При перепечатке материалов
или использованиии
опубликованной
в «НВС» информации
ссылка на газету обязательна

Наука в Сибири Выходит с 4 июля 1961 г.
On-line версия: www.sbras.info | Архив c 1961 по текущий год (в формате pdf), упорядоченный по годам см. здесь
 
в оглавлениеN 24 (2310) 22 июня 2001 г.

ЖИВОПИСНАЯ ЛЕТОПИСЬ
АКАДЕМГОРОДКА

Евгений Маточкин

Да, у новосибирского Академгородка был свой живописец, мастер, который посвятил ему свою жизнь. Это Николай Васильевич Шагаев, член Новосибирского союза художников.

Его, собственно, знают у нас все, пусть даже не по фамилии, а потому, что видели не раз работающим за мольбертом. Видели повсюду — и в самом центре, среди оживленного уличного движения, и где-нибудь в пригороде, на поляне, или у Обского моря. И, кажется, сам облик Академгородка уже немыслим без этой человеческой "достопримечательности".

Действительно, Шагаев был колоритной фигурой — крепкого, почти богатырского телосложения, и в неизменном берете. Он раскладывал переносной мольберт-комбайн собственного изготовления, распахивал зонтик и устраивался за работой, невзирая на многолюдие толпы и любопытствующие взоры. Его часто окружала стайка ребятишек, сосредоточенно внимавших, как на их глазах рождается настоящая картина.

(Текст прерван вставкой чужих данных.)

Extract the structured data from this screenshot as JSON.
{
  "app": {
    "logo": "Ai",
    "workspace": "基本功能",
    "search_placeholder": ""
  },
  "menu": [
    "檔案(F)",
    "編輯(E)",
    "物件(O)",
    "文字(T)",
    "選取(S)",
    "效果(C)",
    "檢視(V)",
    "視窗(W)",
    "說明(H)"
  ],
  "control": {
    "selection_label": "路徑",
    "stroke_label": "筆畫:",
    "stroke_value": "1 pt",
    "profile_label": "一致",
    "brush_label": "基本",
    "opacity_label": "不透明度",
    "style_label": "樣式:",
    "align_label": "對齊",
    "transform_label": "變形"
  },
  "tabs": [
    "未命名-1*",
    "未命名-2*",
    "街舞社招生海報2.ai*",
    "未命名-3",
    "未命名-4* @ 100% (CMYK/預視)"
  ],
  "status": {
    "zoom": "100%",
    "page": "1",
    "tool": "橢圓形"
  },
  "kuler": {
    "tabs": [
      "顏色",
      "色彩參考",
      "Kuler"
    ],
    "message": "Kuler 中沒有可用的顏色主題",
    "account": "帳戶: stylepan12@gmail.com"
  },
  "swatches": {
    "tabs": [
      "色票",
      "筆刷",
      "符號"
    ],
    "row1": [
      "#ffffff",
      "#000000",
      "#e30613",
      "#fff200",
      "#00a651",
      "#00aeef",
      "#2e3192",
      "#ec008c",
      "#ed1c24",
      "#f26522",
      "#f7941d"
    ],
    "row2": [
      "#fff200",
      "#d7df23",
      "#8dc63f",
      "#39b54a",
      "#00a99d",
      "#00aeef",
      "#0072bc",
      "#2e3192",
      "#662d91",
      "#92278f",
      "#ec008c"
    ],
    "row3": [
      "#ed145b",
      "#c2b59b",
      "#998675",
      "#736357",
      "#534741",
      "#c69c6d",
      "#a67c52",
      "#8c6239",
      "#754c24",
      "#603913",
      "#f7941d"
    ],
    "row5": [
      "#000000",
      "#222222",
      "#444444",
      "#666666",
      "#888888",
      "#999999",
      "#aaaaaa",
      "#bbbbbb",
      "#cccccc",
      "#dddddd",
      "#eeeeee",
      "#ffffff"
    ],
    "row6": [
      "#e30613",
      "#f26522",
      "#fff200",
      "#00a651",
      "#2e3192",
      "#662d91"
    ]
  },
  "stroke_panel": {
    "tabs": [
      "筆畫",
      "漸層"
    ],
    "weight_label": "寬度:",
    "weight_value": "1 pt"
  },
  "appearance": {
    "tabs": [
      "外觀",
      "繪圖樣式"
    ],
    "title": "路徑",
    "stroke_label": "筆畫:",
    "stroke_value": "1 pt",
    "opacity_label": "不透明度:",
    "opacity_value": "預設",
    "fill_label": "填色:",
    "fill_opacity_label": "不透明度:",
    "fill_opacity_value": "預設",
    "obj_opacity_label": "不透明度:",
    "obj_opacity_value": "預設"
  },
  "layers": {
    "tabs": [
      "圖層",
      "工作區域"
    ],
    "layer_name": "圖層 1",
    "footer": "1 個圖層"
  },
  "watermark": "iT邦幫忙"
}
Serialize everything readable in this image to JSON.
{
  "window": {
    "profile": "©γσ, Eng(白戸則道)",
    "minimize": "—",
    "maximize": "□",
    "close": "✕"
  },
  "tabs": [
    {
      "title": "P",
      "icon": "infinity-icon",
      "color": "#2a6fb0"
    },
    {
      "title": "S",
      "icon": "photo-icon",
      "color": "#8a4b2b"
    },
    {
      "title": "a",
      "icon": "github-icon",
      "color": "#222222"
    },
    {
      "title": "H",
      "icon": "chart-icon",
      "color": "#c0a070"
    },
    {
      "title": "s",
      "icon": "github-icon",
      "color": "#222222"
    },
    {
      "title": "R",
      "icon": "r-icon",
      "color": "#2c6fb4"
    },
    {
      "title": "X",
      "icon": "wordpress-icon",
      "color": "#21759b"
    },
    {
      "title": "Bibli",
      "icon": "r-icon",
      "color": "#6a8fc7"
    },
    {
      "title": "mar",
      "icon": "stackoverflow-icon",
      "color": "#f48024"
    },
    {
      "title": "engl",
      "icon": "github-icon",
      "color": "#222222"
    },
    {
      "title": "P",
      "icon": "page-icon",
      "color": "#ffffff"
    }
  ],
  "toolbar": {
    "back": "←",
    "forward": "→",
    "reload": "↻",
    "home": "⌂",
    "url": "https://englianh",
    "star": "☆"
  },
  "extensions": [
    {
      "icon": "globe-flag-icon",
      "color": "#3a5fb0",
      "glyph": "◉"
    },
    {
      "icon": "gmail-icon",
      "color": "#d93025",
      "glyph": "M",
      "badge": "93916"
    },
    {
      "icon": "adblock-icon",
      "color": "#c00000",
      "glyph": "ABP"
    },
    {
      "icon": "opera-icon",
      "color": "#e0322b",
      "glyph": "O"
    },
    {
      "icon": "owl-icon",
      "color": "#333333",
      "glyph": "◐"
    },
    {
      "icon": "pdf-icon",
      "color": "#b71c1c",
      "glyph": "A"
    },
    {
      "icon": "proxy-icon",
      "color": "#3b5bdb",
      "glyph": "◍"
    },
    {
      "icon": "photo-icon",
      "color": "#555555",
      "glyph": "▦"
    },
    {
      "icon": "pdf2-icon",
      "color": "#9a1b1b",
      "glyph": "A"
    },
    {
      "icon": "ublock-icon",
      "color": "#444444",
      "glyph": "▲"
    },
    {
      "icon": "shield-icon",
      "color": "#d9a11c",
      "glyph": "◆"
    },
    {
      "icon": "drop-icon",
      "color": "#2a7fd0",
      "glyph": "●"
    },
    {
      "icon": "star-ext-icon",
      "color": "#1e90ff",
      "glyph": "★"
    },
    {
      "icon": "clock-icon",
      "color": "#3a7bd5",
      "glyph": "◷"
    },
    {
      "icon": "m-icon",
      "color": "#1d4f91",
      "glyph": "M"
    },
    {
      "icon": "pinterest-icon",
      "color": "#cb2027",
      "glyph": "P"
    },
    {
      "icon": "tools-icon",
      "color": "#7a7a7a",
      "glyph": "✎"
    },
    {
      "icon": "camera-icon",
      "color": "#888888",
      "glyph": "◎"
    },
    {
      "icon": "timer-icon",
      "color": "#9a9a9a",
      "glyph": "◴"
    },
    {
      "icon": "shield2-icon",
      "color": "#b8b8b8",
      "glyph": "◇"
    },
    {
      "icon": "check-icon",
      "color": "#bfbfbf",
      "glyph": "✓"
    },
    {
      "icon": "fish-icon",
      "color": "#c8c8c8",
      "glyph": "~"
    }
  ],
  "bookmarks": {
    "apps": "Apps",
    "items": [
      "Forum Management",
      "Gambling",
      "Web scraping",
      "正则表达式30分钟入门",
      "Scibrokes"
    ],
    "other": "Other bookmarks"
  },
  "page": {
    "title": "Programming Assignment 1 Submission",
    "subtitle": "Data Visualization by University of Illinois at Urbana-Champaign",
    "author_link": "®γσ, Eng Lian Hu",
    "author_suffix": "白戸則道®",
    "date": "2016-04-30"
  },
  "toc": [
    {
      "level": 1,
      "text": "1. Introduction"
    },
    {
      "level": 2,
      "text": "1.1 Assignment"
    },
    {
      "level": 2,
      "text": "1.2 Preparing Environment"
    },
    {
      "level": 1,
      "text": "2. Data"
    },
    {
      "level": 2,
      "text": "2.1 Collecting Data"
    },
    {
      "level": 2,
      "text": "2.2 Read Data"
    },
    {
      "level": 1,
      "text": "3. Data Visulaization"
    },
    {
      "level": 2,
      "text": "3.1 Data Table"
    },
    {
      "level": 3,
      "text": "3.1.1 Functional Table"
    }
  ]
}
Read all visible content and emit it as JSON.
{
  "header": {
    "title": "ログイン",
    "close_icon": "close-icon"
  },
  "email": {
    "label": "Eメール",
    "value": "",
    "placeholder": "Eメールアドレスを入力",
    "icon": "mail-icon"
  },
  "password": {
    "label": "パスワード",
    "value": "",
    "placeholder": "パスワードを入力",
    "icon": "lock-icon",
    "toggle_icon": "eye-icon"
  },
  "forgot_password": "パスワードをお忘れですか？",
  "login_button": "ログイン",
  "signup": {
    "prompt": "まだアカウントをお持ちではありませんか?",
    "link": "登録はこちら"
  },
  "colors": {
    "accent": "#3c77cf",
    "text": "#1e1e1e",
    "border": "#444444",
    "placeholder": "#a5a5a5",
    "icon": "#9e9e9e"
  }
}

Это и в самом деле было интересно. Художник быстро набрасывал черным по белому контуры будущей композиции и далее крупными мазками один за другим лепил живописный образ. Все это делалось легко и уверенно, без сомнений и правок. Обычно у него в работе было два холста: один на пасмурную погоду, другой — на солнечную, так всегда можно быть в работе. Картину он заканчивал за несколько часов и как правило, за один-два сеанса. Такой уж у него был склад натуры. Несмотря на кажущуюся быстроту написания, его произведения этюдами не назовешь. В них нет ничего случайного, мимолетного. Они закончены по своей образной сути, по эмоциональному состоянию и по чисто живописному решению.

У него, старожила Академгородка, наблюдавшего его жизнь изо дня в день, сложилось свое художественное видение, свой внутренний образ города. Научный центр Сибири пытались писать многие художники — новосибирские и приезжие, но для них это был лишь эпизод, экспромт, более или менее удачный. Он, скорее, пугал их пестротой улиц — дом зеленый, дом красный, белые прямоугольники институтов — и каким-то своим, особым характером жизни. Но вот эта-то яркая красочность зданий, очевидная простота архитектурного облика были по-душе художнику Шагаеву, близки и дороги его поэтическому чувству. Его увлекали наши проспекты и переулки, пешеходные тропки среди берез, по которым идет на работу ученый люд, студенческая молодежь, просторные дворики, где сушится белье и гоняет детвора. Во всем этом виделось ему столько значительного и красивого! Все полно особого трепета жизни и созвучия ритму города науки. Художник легко проникся его духом дерзания и творчества, его особой аурой. Пожалуй, в этой естественности живописного отражения подлинной атмосферы Академгородка и заключается главное достоинство искусства Шагаева. Мы узнаем в его полотнах подлинные уголки городка и Обского моря, знакомые улицы и стройки, и благодарны художнику за то, что он увидел в них поэзию и красоту, которая нами как-то не замечалась, и которая сегодня так восхищает в его полотнах.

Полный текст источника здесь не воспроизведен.